I thought of some recurrent algorithm that takes only first $i$ clauses and tries to find such assignment iteratively, but i am stuck on how to unite outputs for $i$ and $i+1$ clause (or may be i am completely wrong). Can you help me please?

Answer 1

To be clear, $C(\phi)$ decides whether such an assignment exists and we need to construct $D(\phi)$ that yields the actual assignment.

You are correct in the use of an iterative approach, but you are incorrect that it'll be over the set of clauses. It will be over the set of variables.

Define $D(\phi)$ like this, assuming that $v_i \in V$ is an enumeration of the variables and $a_i \in \{T, F\}$ be their assignments.

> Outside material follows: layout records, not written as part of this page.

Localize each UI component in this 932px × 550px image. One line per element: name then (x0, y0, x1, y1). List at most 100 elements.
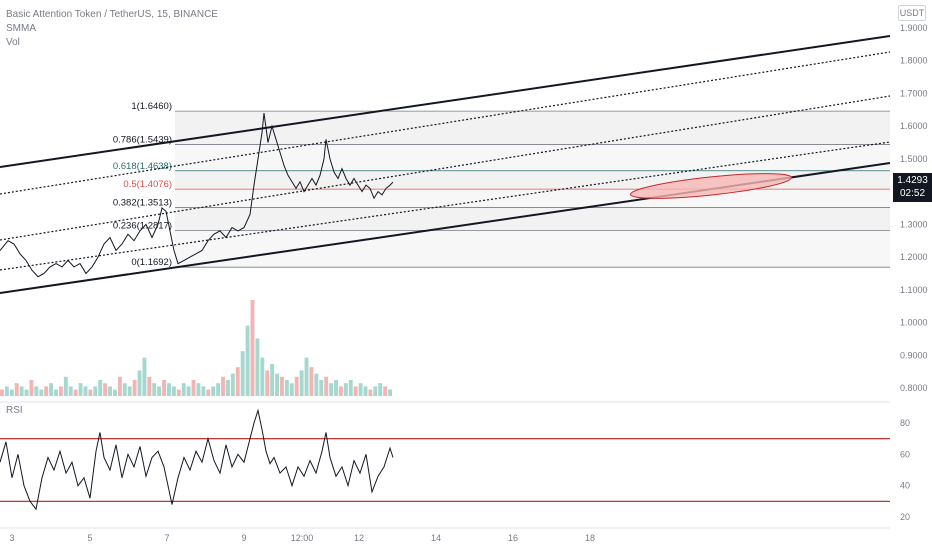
volume-bar (363, 386, 368, 396)
volume-bar (309, 367, 314, 396)
volume-bar (14, 383, 19, 396)
price-axis-tick-0: 1.9000 (900, 23, 928, 33)
time-axis-tick-5: 12 (354, 533, 364, 543)
volume-bar (0, 389, 4, 396)
volume-bar (319, 380, 324, 396)
volume-bar (176, 389, 181, 396)
time-axis-tick-8: 18 (585, 533, 595, 543)
currency-badge[interactable]: USDT (898, 5, 926, 21)
time-axis-tick-0: 3 (9, 533, 14, 543)
volume-bar (4, 386, 9, 396)
price-axis-tick-3: 1.6000 (900, 121, 928, 131)
fibonacci-retracement[interactable]: 1(1.6460) 0.786(1.5439) 0.618(1.4638) 0.5(1… (113, 101, 890, 268)
volume-bar (93, 386, 98, 396)
price-axis-tick-2: 1.7000 (900, 88, 928, 98)
volume-bar (358, 383, 363, 396)
volume-bar (255, 338, 260, 396)
volume-bar (167, 383, 171, 396)
price-axis-tick-9: 1.0000 (900, 318, 928, 328)
volume-bar (44, 386, 49, 396)
fib-level-label-3: 0.5(1.4076) (123, 179, 172, 190)
volume-bar (103, 383, 108, 396)
volume-bar (240, 351, 245, 396)
price-series-line[interactable] (0, 113, 394, 278)
volume-bar (98, 380, 103, 396)
channel-top-line[interactable] (0, 35, 891, 168)
rsi-axis-tick-1: 60 (900, 449, 910, 459)
volume-bar (368, 389, 373, 396)
volume-bar (171, 386, 176, 396)
volume-bar (127, 386, 132, 396)
time-axis-tick-2: 7 (164, 533, 169, 543)
volume-bar (304, 357, 309, 396)
rsi-axis-tick-3: 20 (900, 512, 910, 522)
volume-bar (230, 373, 235, 396)
volume-bar (245, 325, 250, 396)
volume-bar (63, 376, 68, 396)
volume-bar (191, 380, 196, 396)
fib-level-label-1: 0.786(1.5439) (113, 135, 172, 146)
channel-mid-lower-line[interactable] (0, 141, 891, 271)
target-ellipse[interactable] (629, 169, 793, 204)
volume-bar (235, 367, 240, 396)
volume-bar (206, 389, 211, 396)
fib-level-label-4: 0.382(1.3513) (113, 198, 172, 209)
volume-bar (280, 376, 284, 396)
time-axis-tick-1: 5 (87, 533, 92, 543)
volume-bar (275, 373, 280, 396)
volume-bar (132, 380, 137, 396)
fib-level-label-6: 0(1.1692) (131, 257, 172, 268)
volume-bar (122, 383, 127, 396)
volume-bar (157, 386, 162, 396)
time-axis[interactable]: 3 5 7 9 12:00 12 14 16 18 (9, 533, 595, 543)
volume-bar (112, 389, 117, 396)
volume-bar (29, 380, 34, 396)
price-axis-tick-10: 0.9000 (900, 350, 928, 360)
volume-bar (152, 383, 157, 396)
volume-bar (225, 380, 230, 396)
rsi-series-line[interactable] (0, 408, 394, 511)
volume-bar (73, 389, 78, 396)
volume-bar (383, 386, 388, 396)
volume-bar (299, 370, 304, 396)
volume-bar (216, 383, 221, 396)
volume-bar (294, 376, 299, 396)
volume-bar (181, 383, 186, 396)
time-axis-tick-7: 16 (508, 533, 518, 543)
volume-bar (137, 370, 142, 396)
rsi-axis-tick-2: 40 (900, 481, 910, 491)
time-axis-tick-3: 9 (241, 533, 246, 543)
volume-bar (117, 376, 122, 396)
price-axis[interactable]: 1.90001.80001.70001.60001.50001.40001.30… (900, 23, 928, 393)
volume-bar (348, 380, 353, 396)
volume-bar (54, 389, 58, 396)
volume-bar (260, 357, 265, 396)
rsi-pane-label[interactable]: RSI (6, 405, 23, 416)
rsi-axis[interactable]: 80 60 40 20 (900, 418, 910, 522)
symbol-title[interactable]: Basic Attention Token / TetherUS, 15, BI… (6, 9, 218, 20)
indicator-smma-label[interactable]: SMMA (6, 23, 36, 34)
volume-bar (289, 383, 294, 396)
volume-bar (265, 370, 270, 396)
volume-bar (338, 386, 343, 396)
volume-bars (0, 300, 392, 396)
volume-bar (388, 389, 392, 396)
volume-bar (334, 380, 338, 396)
fib-level-label-0: 1(1.6460) (131, 101, 172, 112)
price-axis-tick-7: 1.2000 (900, 252, 928, 262)
fib-band-0 (175, 111, 890, 145)
volume-bar (68, 386, 73, 396)
fib-band-3 (175, 189, 890, 208)
price-axis-tick-4: 1.5000 (900, 154, 928, 164)
volume-bar (270, 364, 275, 396)
rsi-pane[interactable] (0, 401, 890, 511)
volume-bar (221, 376, 225, 396)
fib-level-label-5: 0.236(1.2817) (113, 220, 172, 231)
volume-bar (314, 373, 319, 396)
price-axis-tick-8: 1.1000 (900, 285, 928, 295)
volume-bar (186, 386, 191, 396)
price-axis-tick-1: 1.8000 (900, 56, 928, 66)
indicator-vol-label[interactable]: Vol (6, 37, 20, 48)
last-price-tag: 1.4293 02:52 (893, 173, 932, 202)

1. If $C(\phi)$ is unsatisfiable, the assignment is unsatisfiable.
2. If $C(\phi \land v_0)$ is satisfiable, then $a_0 = T$ else $a_0 = F$.
3. If $C(\phi \land (v_0 \leftrightarrow a_0) \land v_1)$ is satisfiable, then $a_1 = T$ else $a_1 = F$.
4. If $C(\phi \land (v_0 \leftrightarrow a_0) \land (v_1 \leftrightarrow a_1) \land v_2)$ is satisfiable, then $a_2 = T$ else $a_2 = F$.
5. ...

In the case that both $\displaystyle C(\phi \land \big[\bigwedge_{i \lt n}(v_i \leftrightarrow a_i)\big] \land v_n)$ and $\displaystyle C(\phi \land \big[\bigwedge_{i \lt n}(v_i \leftrightarrow a_i)\big] \land !v_n)$ are satisfiable, you can make an arbitrary choice for $a_n$.